ReplyDeleteTo prove that we lack even consistent definitions of the groupings, just go out and ask someone to define what a "core bond index" allocation should include. Or what an "emerging markets equity benchmark" looks like. Or what "foreign developed equity" should include by way of countries and securities. You won't get a consistent answer. You can ask people what certain benchmarks look like, but who declared the benchmark providers to be the arbiters of what truly represents true market exposure in each sector? The various providers use their own arbitrary methodologies and they get different results.
So we must conclude that benchmarks are not markets; they are simply our best efforts to represent these markets. As proof that there is no agreement on how to define markets, just go ask a few portfolio managers to set the capitalization limits for U.S. small cap, mid cap and large cap. You won't even get them to agree on whether mid cap is truly a sector (some believe that it's really "large + mid" and small, while others think that mid cap is a sector that BOTH large cap and small cap managers use.) So where does small cap begin and end? $1 billion? $2 billion? $3 billion? All of these answers have some degree of support among equity managers. Same is true for large cap. Is the S&P 500 really large cap? When the index was developed back in the 1950s it was meant to be a proxy for the entire U.S. equity market, not just the largest companies. That's why a close look at the S&P 500 will show that it is about 85% large cap with the rest split between both mid cap and small cap stocks.
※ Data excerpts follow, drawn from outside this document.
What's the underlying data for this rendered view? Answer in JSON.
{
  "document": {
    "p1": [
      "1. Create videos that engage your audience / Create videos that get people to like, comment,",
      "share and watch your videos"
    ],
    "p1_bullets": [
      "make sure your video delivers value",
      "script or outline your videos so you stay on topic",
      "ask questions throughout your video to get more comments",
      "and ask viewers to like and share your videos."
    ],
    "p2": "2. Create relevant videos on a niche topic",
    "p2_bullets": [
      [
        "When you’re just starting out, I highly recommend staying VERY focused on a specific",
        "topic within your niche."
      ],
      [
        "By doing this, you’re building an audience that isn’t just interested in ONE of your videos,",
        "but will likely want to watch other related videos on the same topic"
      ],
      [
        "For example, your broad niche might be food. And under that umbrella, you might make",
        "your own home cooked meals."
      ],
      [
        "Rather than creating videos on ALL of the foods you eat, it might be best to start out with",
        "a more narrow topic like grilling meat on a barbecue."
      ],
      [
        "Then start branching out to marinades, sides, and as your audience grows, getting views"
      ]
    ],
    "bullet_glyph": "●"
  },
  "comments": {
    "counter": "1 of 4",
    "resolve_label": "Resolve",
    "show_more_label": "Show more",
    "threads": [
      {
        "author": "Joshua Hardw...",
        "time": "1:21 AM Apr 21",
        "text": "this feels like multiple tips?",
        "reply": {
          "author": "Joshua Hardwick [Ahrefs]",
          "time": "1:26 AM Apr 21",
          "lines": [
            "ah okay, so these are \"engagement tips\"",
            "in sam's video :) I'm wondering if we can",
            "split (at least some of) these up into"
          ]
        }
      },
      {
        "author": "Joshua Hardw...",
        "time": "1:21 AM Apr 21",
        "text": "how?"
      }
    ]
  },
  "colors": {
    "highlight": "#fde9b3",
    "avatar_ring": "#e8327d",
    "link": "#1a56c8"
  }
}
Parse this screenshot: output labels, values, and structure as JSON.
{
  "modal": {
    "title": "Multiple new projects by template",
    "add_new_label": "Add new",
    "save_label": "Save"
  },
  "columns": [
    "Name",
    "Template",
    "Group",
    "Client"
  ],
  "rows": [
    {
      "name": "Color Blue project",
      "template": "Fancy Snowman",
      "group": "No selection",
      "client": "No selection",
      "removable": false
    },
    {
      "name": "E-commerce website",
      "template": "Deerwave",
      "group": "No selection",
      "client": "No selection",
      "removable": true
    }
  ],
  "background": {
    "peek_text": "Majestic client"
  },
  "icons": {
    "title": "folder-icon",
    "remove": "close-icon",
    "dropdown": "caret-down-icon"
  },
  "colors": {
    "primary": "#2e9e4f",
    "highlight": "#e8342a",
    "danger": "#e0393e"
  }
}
So, is there any wonder that there is a lot of dispersion in the styles represented by a single peer group? This is perhaps not so much a criticism of peer groups as a device, since there is a breadth of opinion on what constitutes each market sector benchmark. As a result, some of the performance difference within a peer group is really structural in nature, showing the value of holding certain market exposures (both strategically and tactically) as opposed to others. The remainder is a "selection" effect.
With this in mind, perhaps we might all treat peer groups with a little more respect. After all, are we really going to say that ALL clients who request information on peer group rankings and performance are COMPLETELY wrong in their requests? Or might it be that they understand the relevance of each manager's performance relative to the consensus on what constitutes a market segment?
Finally, we might do well to refresh our perspective by reading Bill Sharpe's classic paper called "The Arithmetic of Active Management" where he uses common-sense (rather than Nobel-winning mathematics) to show that in aggregate the performance of active managers must equal the performance of the market, minus their active fees. So, if the managers ARE the market, then the criticism of peer groups must be "allocated" in part to a criticism of the benchmarks we use to proxy "the market."
Perhaps we need a little less faith in the benchmarks...
Some excellent points...sorry for my delay in posting this (it got lost). Being aware of all of these potential differences which can in of themselves contribute to differences is important but unfortunately not visible. So I guess "caution" or "buyer beware" might be appropriate statements to accompany the results.